Eurasia Review

By Magharebia

Morocco – United States relations

By Siham Ali

Sahel-Saharan security topped the agenda of new talks between King Mohammed VI of Morocco and US President Barack Obama.

The two leaders reaffirmed their commitment to expanding civilian and military co-operation in terms of non-proliferation and counter-terrorism, according to a joint statement issued at the end of their Washington meeting last Friday.

“To address their concern for the continuing threat posed by terrorism, the United States and Morocco intend to continue co-operation to bolster democratic criminal justice institutions and to counter the threat of violent extremism in the region,” the November 22nd statement read.

The US President urged Morocco to join the United States in setting up the International Institute of Justice and the Rule of Law in Malta, which is intended to train a new generation of criminal justice officials from across Africa.

The Malta programme will focus on addressing counter-terrorism security challenges through the rule of law.

The two leaders vowed to continue participation in the Global Counter-Terrorism Forum and to strengthen political, economic and security ties through a reinvigorated Arab Maghreb Union.

Morocco and the United States also agreed to work together on ways to improve mutual understanding and interfaith dialogue between young people of the two countries.

Discussions between the leaders included ways to foster a closer economic partnership. According to political analyst Jamal Farhani, the 2006 Free Trade Agreement still favours the United States.

“This matter will be discussed during the second strategic dialogue meeting between the two countries, which is scheduled to take place in Morocco in 2014,” Farhani underlined.

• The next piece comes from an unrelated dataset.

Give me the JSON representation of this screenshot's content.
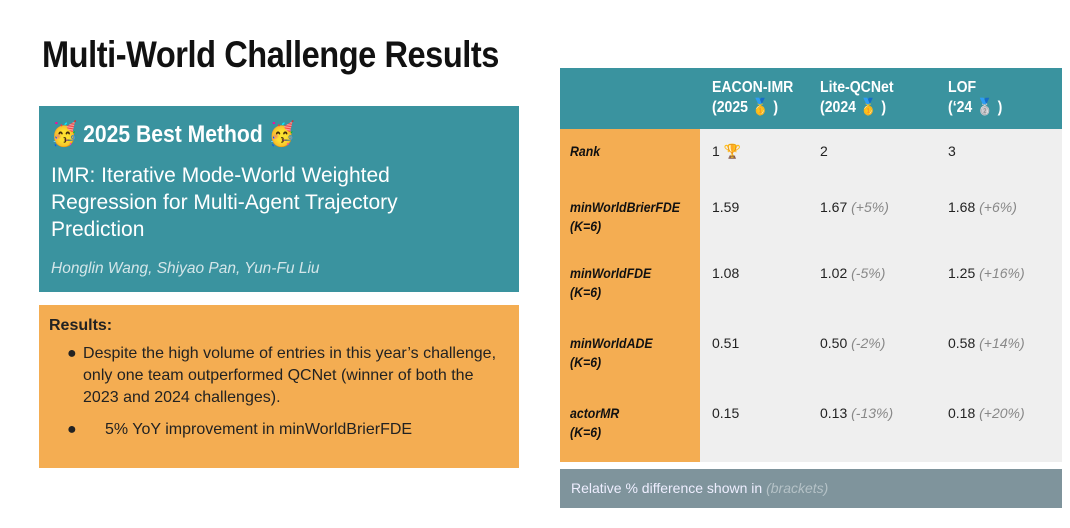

Above all, the monarch’s visit provided an opportunity to reiterate the unity of vision between the two countries in terms of security, he said.

“Security is a highly important issue, as the region is plagued by instability due to the proliferation of Libyan arms and the difficulty of tracking down all terrorist groups because of the enormity of the Sahel-Sahara,” the analyst told Magharebia.

“Morocco is a stable partner for the United States and is capable of playing a leading role in combating extremism and terrorism, especially since the situation in Libya and Tunisia remains critical,” he added.

For his part, US Congressman James Moran said: “Morocco is actually one of our best friends in a region that still faces many difficulties.”

To put the pledges into effect, a mutual assistance agreement was signed during the Moroccan monarch’s visit to Washington. It is a legal and partnership framework for intelligence-sharing and co-operation between the customs authorities of the two nations.

The new accord will enable Morocco and the United States to co-operate over a wide range of issues related to revenue collection, cross-border crime prevention and protection against threats to security, with both countries making counter-terrorism a shared priority.